Higher seminar “The politics of urban climate adaptation in Malmö: challenges, vulnerabilities and the role of social movements”
Presenter: Salvatore Paolo De Rosa, KTH, Div. History of Science, Technology and Environment. Salvatore is a postdoctoral researcher at the Environmental Humanities Lab of KTH. He holds a PhD in Human Geography from Lund University, Sweden. His research areas are political ecology, geography and environmental anthropology, while his work focuses on environmental conflicts, socioecological metabolisms and grassroots ecological and climate politics. Currently, he is investigating the interactions between municipal administrators and grassroots movements around urban adaptation to climate breakdown in Malmö, and the multiple declinations of climate activism against climate consensus in Sweden. He is among the founders and editors of the political ecology platform Undisciplined Environments, and collaborates with the Italian independent magazine Napoli Monitor. His work has appeared on scientific journals, popular magazines, research blogs, collective books and NGOs websites.
Time: Mon 2020-11-23 13.15 - 14.45
Lecturer: Salvatore Paolo De Rosa, KTH, Div. History of Science, Technology and Environment.

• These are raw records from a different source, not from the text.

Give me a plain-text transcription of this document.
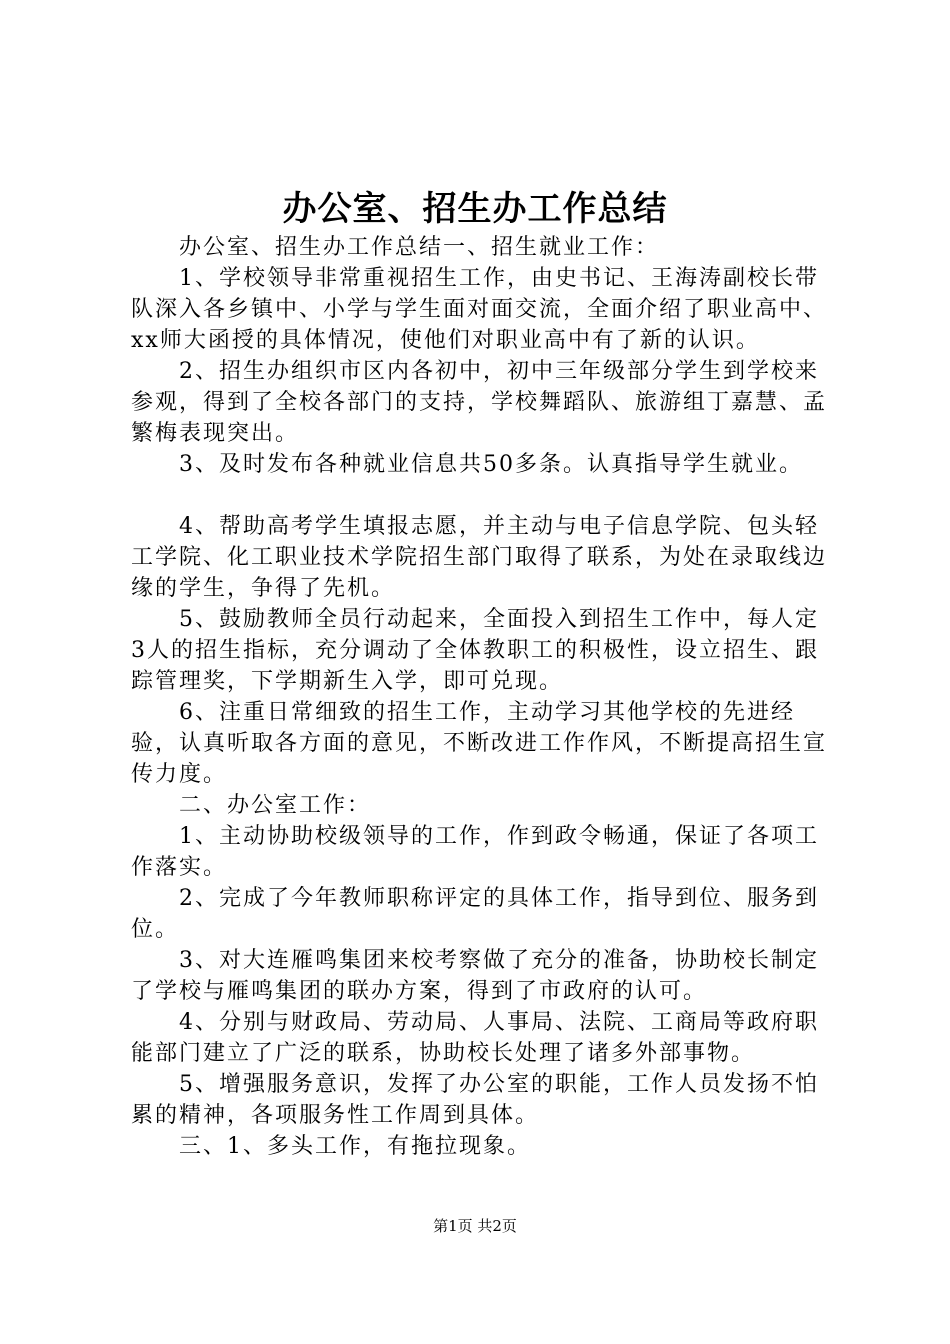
办公室、招生办工作总结

办公室、招生办工作总结一、招生就业工作：

1、学校领导非常重视招生工作，由史书记、王海涛副校长带队深入各乡镇中、小学与学生面对面交流，全面介绍了职业高中、xx师大函授的具体情况，使他们对职业高中有了新的认识。

2、招生办组织市区内各初中，初中三年级部分学生到学校来参观，得到了全校各部门的支持，学校舞蹈队、旅游组丁嘉慧、孟繁梅表现突出。

3、及时发布各种就业信息共50多条。认真指导学生就业。

4、帮助高考学生填报志愿，并主动与电子信息学院、包头轻工学院、化工职业技术学院招生部门取得了联系，为处在录取线边缘的学生，争得了先机。

5、鼓励教师全员行动起来，全面投入到招生工作中，每人定3人的招生指标，充分调动了全体教职工的积极性，设立招生、跟踪管理奖，下学期新生入学，即可兑现。

6、注重日常细致的招生工作，主动学习其他学校的先进经验，认真听取各方面的意见，不断改进工作作风，不断提高招生宣传力度。

二、办公室工作：

1、主动协助校级领导的工作，作到政令畅通，保证了各项工作落实。

2、完成了今年教师职称评定的具体工作，指导到位、服务到位。

3、对大连雁鸣集团来校考察做了充分的准备，协助校长制定了学校与雁鸣集团的联办方案，得到了市政府的认可。

4、分别与财政局、劳动局、人事局、法院、工商局等政府职能部门建立了广泛的联系，协助校长处理了诸多外部事物。

5、增强服务意识，发挥了办公室的职能，工作人员发扬不怕累的精神，各项服务性工作周到具体。

三、1、多头工作，有拖拉现象。

第1页 共2页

Location: Zoom. Sign up to this seminar by sending an email to firstname.lastname@example.org before 10 am, Nov 23
This article, co-authored with Joost de Moor and Marwa Dabaieh, is currently at an early stage. It addresses urban climate adaptation from a transformative and climate justice perspective, adding empirical rigor to these debates through an in-depth analysis of Malmö's adaptation politics. In particular, it focuses on adaptation challenges and on the distribution of vulnerabilities, asking which actors can actually be expected to address them. Our first aim is to make the critique posed by transformational adaptation more concrete by unearthing the limits of mainstream urban climate adaptation. Our second aim is to understand whether and how such challenges may or may not be politicized by certain actors. We find that social movements outside the usual suspects of climate politics have immediate relevance in redressing climate vulnerabilities and injustices, and should therefore be considered crucial allies for transformative approaches to urban climate adaption.